Use the query mode when you want an answer and then want your shell prompt back:

lilbot "why is my system slow?"
lilbot --device cuda --quantize-4bit "explain the largest files in this repository"

Deterministic Subcommands

Some workflows are deterministic and do not need the full agent loop:

lilbot repo summarize .
lilbot repo trace-function authenticate_user .
lilbot logs analyze /var/log/syslog
lilbot explain-command "iptables -A INPUT -p tcp --dport 22 -j ACCEPT"

Configuration

Lilbot reads configuration in this order:

  1. command-line flags
  2. environment variables
  3. user config file
  4. built-in defaults

Common settings:

  • LILBOT_MODEL
  • LILBOT_DEVICE
  • LILBOT_QUANTIZE_4BIT
  • LILBOT_WORKSPACE_ROOT
  • LILBOT_MAX_NEW_TOKENS
  • LILBOT_MAX_STEPS
  • LILBOT_CONFIG_PATH
  • LILBOT_CHECKOUT_URL
  • LILBOT_LICENSE_KEY
  • LILBOT_LICENSE_PATH
  • LILBOT_SUPPORT_EMAIL

The sample environment file is in .env.example.

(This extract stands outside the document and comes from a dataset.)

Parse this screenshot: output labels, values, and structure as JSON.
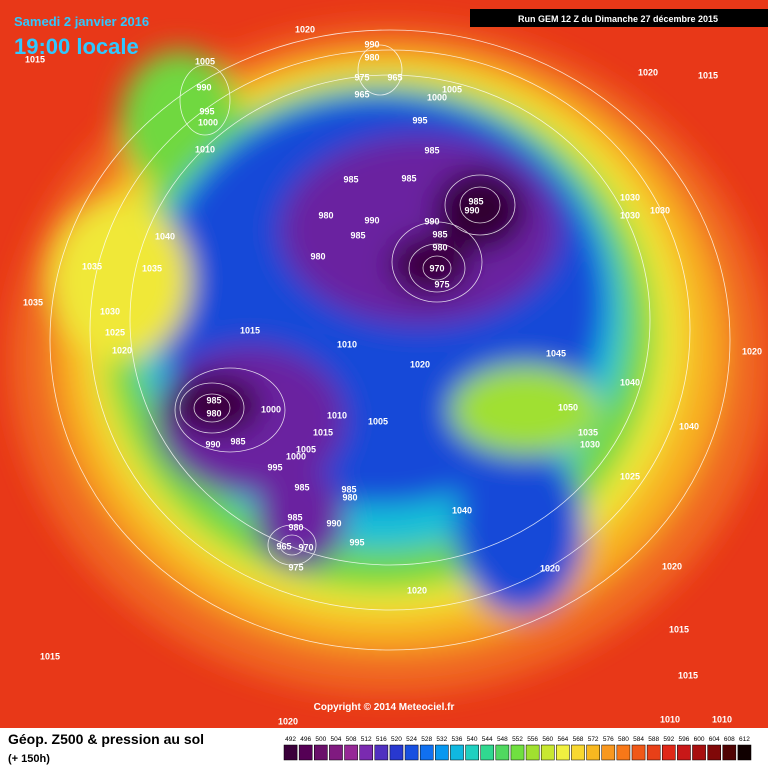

For support and bug reports, it is helpful to include:

lilbot --version
lilbot doctor
lilbot self-test

Performance Tips

For larger local checkpoints, the fastest practical path is usually:

lilbot --device cuda --quantize-4bit

If responses feel slow:

  • run lilbot doctor
  • make sure bitsandbytes is actually installed
  • prefer --device cuda --quantize-4bit over --device auto
  • reduce generation with --max-new-tokens 128
  • use /clear in interactive mode when the session context gets stale

If --device auto chooses CUDA and the model still does not fit, Lilbot falls back to CPU during model load.

Troubleshooting

No model found

Run:

lilbot doctor

Then either:

  • put a local checkpoint under lilbot/models/
  • run lilbot init and save a model path
  • pass --model /path/to/model
  • keep using deterministic commands until a model is configured

CUDA was requested but is not available

Check that the Python environment you launched Lilbot from can see the GPU:

python3 -c "import torch; print(torch.cuda.is_available())"

If it prints False, either fix the environment or use:

lilbot --device cpu

4-bit quantization is not activating

Install the optional package:

python -m pip install bitsandbytes

Then verify with:

lilbot doctor

The first reply is much slower than later replies

That is expected for large local checkpoints. The first request includes model load time. The interactive REPL keeps the model resident after startup, which makes follow-up turns faster.

Safety Model

Lilbot is local-first, but it is still defensive by default:

  • filesystem tools stay inside the configured workspace root
  • log analysis is restricted to the workspace or common system log directories
  • shell execution runs in restricted, read-oriented mode
  • dangerous commands and install-script pipelines are blocked
  • the controller enforces a strict max_steps limit

The model is used as a reasoning engine. It does not get to act as the operating system.

Architecture

Lilbot is split into clear layers:

  • CLI in lilbot/cli.py
  • agent wrapper in lilbot/agent.py
  • controller loop in lilbot/controller.py
  • prompt construction in lilbot/prompts.py
  • model backend abstraction in lilbot/model/
  • tool registry and tool implementations in lilbot/tools/
  • shell safety policy in lilbot/safety/
  • observability helpers in lilbot/utils/
  • session memory in lilbot/memory/
  • retrieval stubs in lilbot/retrieval/

Development

Run the test suite with:

python -m unittest discover -s tests -v

The current roadmap is in ROADMAP.md.